Thursday, November 18, 2004

  • Ah, Powell. The good soldier to the end. And we should believe him now because he's been so accurate in the past, right? Not that it matters; Kevin Drum sees ominous signs...

  • Dowd today pretty much sums up the administration in one sentence: "First, faith trumped facts. Now, loyalty trumps competence."

  • Barbara Ehrenreich:
    Of all the loathsome spectacles we've endured since Nov. 2 – the vampire-like gloating of CNN commentator Robert Novak, Bush embracing his "mandate" – none are more repulsive than that of Democrats conceding the "moral values" edge to the party that brought us Abu Ghraib. The cries for Democrats to overcome their "out-of-touch-ness" and embrace the predominant faith all dodge the full horror of the situation: A criminal has been enabled to continue his bloody work with the help, in no small part, of self-identified Christians.
    [---]
    In the aftermath of election 2004, centrist Democrats should not be flirting with faith but re-examining their affinity for candidates too mumble-mouthed and compromised to articulate poverty and war as the urgent moral issues they are. Jesus is on our side here, and secular liberals should not be afraid to invoke him. Policies of pre-emptive war and the upward redistribution of wealth are inversions of the Judeo-Christian ethic, which is for the most part silent, or mysteriously cryptic, on gays and abortion. At the very least, we need a firm commitment to public forms of childcare, healthcare, housing and education – for people of all faiths and no faith at all. Secondly, progressives should perhaps rethink their own disdain for service-based outreach programs. Once it was the left that provided "alternative services" in the form of free clinics, women's health centers, food co-ops and inner-city multi-service storefronts. Enterprises like these are not substitutes for an adequate public welfare state, but they can become the springboards from which to demand one.
  • Speaking of... The Party of the Moral Values Voters has voted to let members of Congress retain leadership positions even if they have been indicted, you know, just in case anybody tries to give poor Tom DeLay a hard time. They owe him, after all that effort he put into a potentially illegel redistricting scheme in the state of Texas that won them five more seats. One of the delicious ironies about this is that Republicans concocted this rule in 1993 in order to cripple Democratic Ways and Means Chair, Dan Rostenkowski, during his own "challenges."

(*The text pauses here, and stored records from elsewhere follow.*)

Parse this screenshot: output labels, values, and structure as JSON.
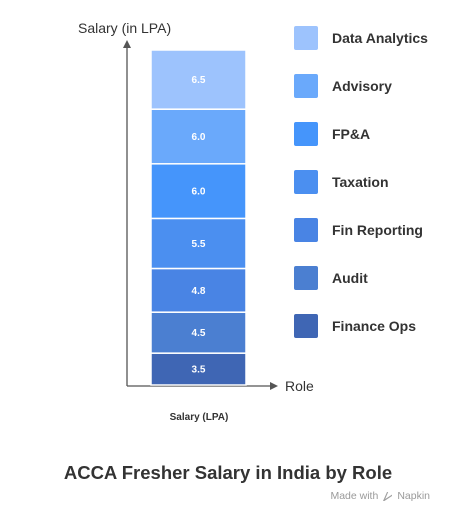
{
  "chart_data": {
    "type": "bar",
    "stacked": true,
    "title": "ACCA Fresher Salary in India by Role",
    "ylabel": "Salary (in LPA)",
    "xlabel": "Role",
    "categories": [
      "Salary (LPA)"
    ],
    "series": [
      {
        "name": "Finance Ops",
        "values": [
          3.5
        ],
        "color": "#3f66b4"
      },
      {
        "name": "Audit",
        "values": [
          4.5
        ],
        "color": "#4b7fd1"
      },
      {
        "name": "Fin Reporting",
        "values": [
          4.8
        ],
        "color": "#4984e4"
      },
      {
        "name": "Taxation",
        "values": [
          5.5
        ],
        "color": "#4b8ff0"
      },
      {
        "name": "FP&A",
        "values": [
          6.0
        ],
        "color": "#4595fb"
      },
      {
        "name": "Advisory",
        "values": [
          6.0
        ],
        "color": "#6aa9fb"
      },
      {
        "name": "Data Analytics",
        "values": [
          6.5
        ],
        "color": "#9dc3fd"
      }
    ],
    "grid": false,
    "legend": "right"
  },
  "watermark": {
    "text": "Made with",
    "brand": "Napkin"
  }
}
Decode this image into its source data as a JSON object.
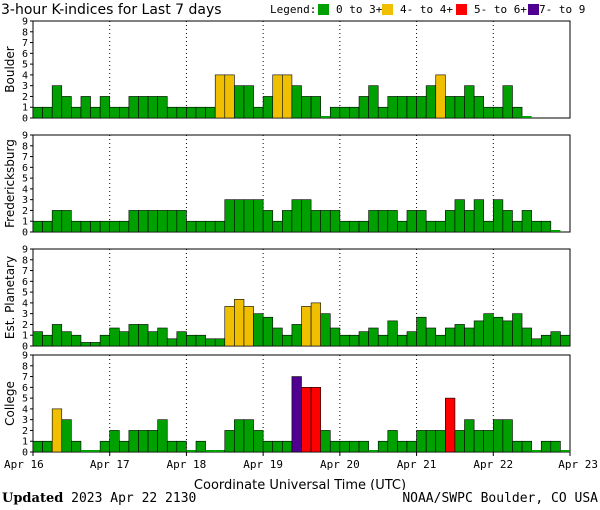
{
  "title": "3-hour K-indices for Last 7 days",
  "legend": {
    "label": "Legend:",
    "items": [
      {
        "label": "0 to 3+",
        "color": "#00a000"
      },
      {
        "label": "4- to 4+",
        "color": "#f0c000"
      },
      {
        "label": "5- to 6+",
        "color": "#ff0000"
      },
      {
        "label": "7- to 9",
        "color": "#500090"
      }
    ]
  },
  "footer": {
    "updated_label": "Updated",
    "updated_value": "2023 Apr 22 2130",
    "credit": "NOAA/SWPC Boulder, CO USA"
  },
  "chart_data": {
    "type": "bar",
    "xlabel": "Coordinate Universal Time (UTC)",
    "x_ticks": [
      "Apr 16",
      "Apr 17",
      "Apr 18",
      "Apr 19",
      "Apr 20",
      "Apr 21",
      "Apr 22",
      "Apr 23"
    ],
    "y_ticks": [
      "0",
      "1",
      "2",
      "3",
      "4",
      "5",
      "6",
      "7",
      "8",
      "9"
    ],
    "ylim": [
      0,
      9
    ],
    "intervals_per_day": 8,
    "grid": "dotted",
    "series": [
      {
        "name": "Boulder",
        "values": [
          1,
          1,
          3,
          2,
          1,
          2,
          1,
          2,
          1,
          1,
          2,
          2,
          2,
          2,
          1,
          1,
          1,
          1,
          1,
          4,
          4,
          3,
          3,
          1,
          2,
          4,
          4,
          3,
          2,
          2,
          0,
          1,
          1,
          1,
          2,
          3,
          1,
          2,
          2,
          2,
          2,
          3,
          4,
          2,
          2,
          3,
          2,
          1,
          1,
          3,
          1,
          0
        ]
      },
      {
        "name": "Fredericksburg",
        "values": [
          1,
          1,
          2,
          2,
          1,
          1,
          1,
          1,
          1,
          1,
          2,
          2,
          2,
          2,
          2,
          2,
          1,
          1,
          1,
          1,
          3,
          3,
          3,
          3,
          2,
          1,
          2,
          3,
          3,
          2,
          2,
          2,
          1,
          1,
          1,
          2,
          2,
          2,
          1,
          2,
          2,
          1,
          1,
          2,
          3,
          2,
          3,
          1,
          3,
          2,
          1,
          2,
          1,
          1,
          0
        ]
      },
      {
        "name": "Est. Planetary",
        "values": [
          1.33,
          1,
          2,
          1.33,
          1,
          0.33,
          0.33,
          1,
          1.67,
          1.33,
          2,
          2,
          1.33,
          1.67,
          0.67,
          1.33,
          1,
          1,
          0.67,
          0.67,
          3.67,
          4.33,
          3.67,
          3,
          2.67,
          1.67,
          1,
          2,
          3.67,
          4,
          3,
          1.67,
          1,
          1,
          1.33,
          1.67,
          1,
          2.33,
          1,
          1.33,
          2.67,
          1.67,
          1,
          1.67,
          2,
          1.67,
          2.33,
          3,
          2.67,
          2.33,
          3,
          1.67,
          0.67,
          1,
          1.33,
          1
        ]
      },
      {
        "name": "College",
        "values": [
          1,
          1,
          4,
          3,
          1,
          0,
          0,
          1,
          2,
          1,
          2,
          2,
          2,
          3,
          1,
          1,
          0,
          1,
          0,
          0,
          2,
          3,
          3,
          2,
          1,
          1,
          1,
          7,
          6,
          6,
          2,
          1,
          1,
          1,
          1,
          0,
          1,
          2,
          1,
          1,
          2,
          2,
          2,
          5,
          2,
          3,
          2,
          2,
          3,
          3,
          1,
          1,
          0,
          1,
          1,
          0
        ]
      }
    ]
  }
}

  • Good question, Father Jake. Where go the moral values voters when US soldiers are slaughtering terrified families:
    "Why is there little moral outrage about this? I thought the American people recently claimed that "moral values" were at the top of their list of priorities?

    I suppose that there's only so much moral outrage to go around. So much has been expended on legislating sex and denying health care for women that there's not much left for war crimes."
    Meanwhile, Margaret Hassan is gone. A terrible, terrible shame that accomplishes nothing but increased hardship for the Iraqis she served, and would probably go a long way toward turning sympathies against her kidnappers, if only the US could keep its own savageries and war crimes off the front pages for a few weeks.

  • I'll have to consult with a couple of learned Hebrew expert friends to get their take on this, but it sounds spectacular and I can't wait to read it: Robert Alter has published a new English translation of the first five books of the Hebrew Bible...
    "...His argument is that past translations either get the Hebrew wrong or mangle the Bible's syntax or lose the power of the work or even are so up-to-the-minute that they become too conversational to be accurate or interesting.

    He was also determined to get back into the book every single "and" that other translators left out, saying that part of book's majesty is built by its use of repetitions.

    The 1611 King James version, perhaps the most famous book ever written by a committee, may reach poetic heights, but Alter says it is fraught with "embarrassing inaccuracies" and often substitutes Greek or Latin words and Renaissance English tonalities and rhythms for biblical ones..."
Thanks for your patience this week. I'm getting settled in to the new schedule, and still bouncing between offices. Things should lighten up after Friday!